Waves…
They have a weird way, these waves, of telling stories to this young
hearted soul. I think to myself today…”Why
do I write, why do I pen down what I feel?”
After a lot
of thoughts that went through my head, one that really stuck out was “I don’t know”. I do not know why I
write, just as I do not know why I breathe. It’s I think this labyrinth of
emotions that we are always in which makes life interesting.
Today the waves are high, I see the ever so shining water, one that is always calm
and composed, to be playful today. Wave after wave as the waves hit the shore,
I see a splash of water as it breaks down into smaller little pearls.
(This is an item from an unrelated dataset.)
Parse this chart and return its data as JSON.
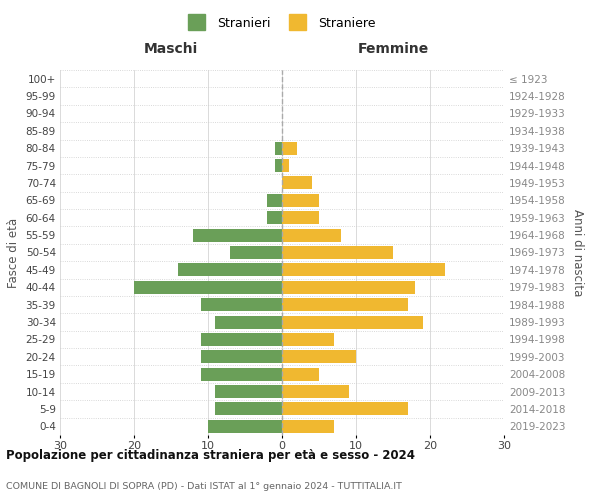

I see no point in waking up the next day or in sleeping soundly either.
It’s as if I am cut loose from the past and the future, and the only things
that goes in my mind is the “present”…”This Moment”.
Will I be sitting at this same very place again? Would I have just 10
bucks in my pocket then or will I have something more? Will I be the same
person I am now, and if changed, will I still be looking up at myself and being
proud?
I see mistakes, of judgement, of character, most of which I would have
sailed my way past. The questions I ask myself is ‘Will I appreciate all or
most of what I appreciate now?’….Think people…..’Will You???’
Have I found
the answers of all these….’NO’
I am only
human…
But the time
will come when I will look back at what I had done and what I could do
and go into retrospection of all my actions.
Would I be with same girl? Would I have left the one girl who
loved me truly?
There is so
much to seek and so less time to take in and absorb, So use your time wisely!